With their US counterparts having had a monopoly on the anthemic, life-affirming end of hardcore for some years now, This City are part of a renaissance of UK bands who can’t fully relate to Stateside accents and songs about shopping malls (cf Gallows, Ghost Of A Thousand, Kids In Glass Houses etc) and instead are making the music that best represents their lives.

In their short career, they’ve already done numerous live radio sessions, including sessions for XFM and a Radio 1 session for Huw Stephen, who this summer had the band perform on his Radio 1 Introducing Stage at Latitude Festival. 2008 also saw the band support Rival Schools on their comeback tour - which was a dream for a bad who site RS as major influences on their passion for music, and a pretty heavy introduction to life in This City for their brand new drummer.

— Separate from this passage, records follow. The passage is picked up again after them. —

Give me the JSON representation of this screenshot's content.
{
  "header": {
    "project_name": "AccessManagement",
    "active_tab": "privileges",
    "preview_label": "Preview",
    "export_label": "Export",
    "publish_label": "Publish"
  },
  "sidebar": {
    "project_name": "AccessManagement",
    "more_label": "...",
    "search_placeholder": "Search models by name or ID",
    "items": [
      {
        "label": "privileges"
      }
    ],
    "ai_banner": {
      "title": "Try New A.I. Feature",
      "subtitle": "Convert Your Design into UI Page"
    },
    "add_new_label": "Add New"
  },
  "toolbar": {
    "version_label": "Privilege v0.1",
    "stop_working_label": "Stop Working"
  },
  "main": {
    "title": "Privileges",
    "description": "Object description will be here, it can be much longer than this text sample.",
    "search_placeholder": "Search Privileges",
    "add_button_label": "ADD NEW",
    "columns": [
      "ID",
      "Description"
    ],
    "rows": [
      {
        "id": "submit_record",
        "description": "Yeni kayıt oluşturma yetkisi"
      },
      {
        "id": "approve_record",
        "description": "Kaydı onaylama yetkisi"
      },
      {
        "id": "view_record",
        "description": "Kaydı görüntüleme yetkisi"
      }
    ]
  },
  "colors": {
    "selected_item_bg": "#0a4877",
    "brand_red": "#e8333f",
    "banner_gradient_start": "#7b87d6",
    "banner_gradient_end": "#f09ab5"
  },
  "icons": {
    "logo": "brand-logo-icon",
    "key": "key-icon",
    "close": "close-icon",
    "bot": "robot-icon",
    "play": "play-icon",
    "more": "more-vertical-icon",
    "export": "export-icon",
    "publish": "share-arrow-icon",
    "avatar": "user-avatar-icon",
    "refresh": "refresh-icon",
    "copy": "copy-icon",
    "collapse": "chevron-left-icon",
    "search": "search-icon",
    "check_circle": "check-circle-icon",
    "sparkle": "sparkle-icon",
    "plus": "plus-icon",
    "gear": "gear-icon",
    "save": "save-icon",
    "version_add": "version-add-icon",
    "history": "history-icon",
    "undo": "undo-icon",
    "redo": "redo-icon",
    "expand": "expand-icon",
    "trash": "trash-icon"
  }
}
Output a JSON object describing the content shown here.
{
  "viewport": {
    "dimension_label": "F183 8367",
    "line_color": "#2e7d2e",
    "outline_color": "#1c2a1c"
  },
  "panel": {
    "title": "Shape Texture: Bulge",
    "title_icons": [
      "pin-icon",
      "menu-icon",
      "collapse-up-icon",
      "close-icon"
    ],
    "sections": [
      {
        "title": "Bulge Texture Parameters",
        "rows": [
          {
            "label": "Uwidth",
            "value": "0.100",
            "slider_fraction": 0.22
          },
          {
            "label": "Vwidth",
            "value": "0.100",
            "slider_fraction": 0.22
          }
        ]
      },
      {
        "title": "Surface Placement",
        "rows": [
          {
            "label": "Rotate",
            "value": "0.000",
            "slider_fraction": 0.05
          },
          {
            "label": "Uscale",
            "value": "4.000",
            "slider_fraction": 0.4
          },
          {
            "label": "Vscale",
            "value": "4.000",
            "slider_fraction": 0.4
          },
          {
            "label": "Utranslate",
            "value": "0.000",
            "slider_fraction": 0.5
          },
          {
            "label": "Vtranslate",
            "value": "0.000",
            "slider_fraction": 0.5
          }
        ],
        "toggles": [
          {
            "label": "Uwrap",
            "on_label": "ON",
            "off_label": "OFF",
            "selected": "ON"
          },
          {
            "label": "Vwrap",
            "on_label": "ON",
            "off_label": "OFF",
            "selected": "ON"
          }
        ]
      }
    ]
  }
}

Previously, This City have supported the likes of Biffy Clyro, Sparta, Ghost Of A Thousand, CapDown, Taking Back Sunday and Eagles of Death Metal, and been lauded by everyone from Fierce Panda’s Simon Williams to Steve Lamacq to NME to The Guardian. With a tongue somewhere in the vicinity of their cheek, the latter wryly described This City as “a bunch of neo-post-quasi-sub-pseudo-new-wave kids who operate at the interface between nu rave and emo”, and noted that This City have “been on the road so much they've colonised most of the nation's seedy dives”.

This City occupy that space between punk and pop, between despair and celebration, the gutter and the stars, youth and adulthood and having released 3 indie singles between 07 and 08….those three slabs of uplifting dance floor punk built on incandescent guitars with choruses designed to punch holes in ceilings to were just the beginning. That hard work paid off earlier this year when This City signed an enviable new record deal. In January 09 they joined forces with the Epitaph label for a worldwide contract spanning three albums. The first of those three records - ‘We Were Like Sharks’ - has just been released in the UK and Europe following recording sessions in the first two months of 2009 in chilly and rain swept Seattle working with legendary producer and erstwhile Minus The Bear member Matt Bayles. Bayles’ past credits include such names as Blood Brothers, Pretty Girls Make Graves, Pearl Jam, The Fall Of Troy, Soundgarden and Mastodon.

With storming sets at festivals such as Download, Frequency and Pukkelpop in 09, the band are set for a big Summer in 2010 with more festival appearances and some big support slots to be announced shortly.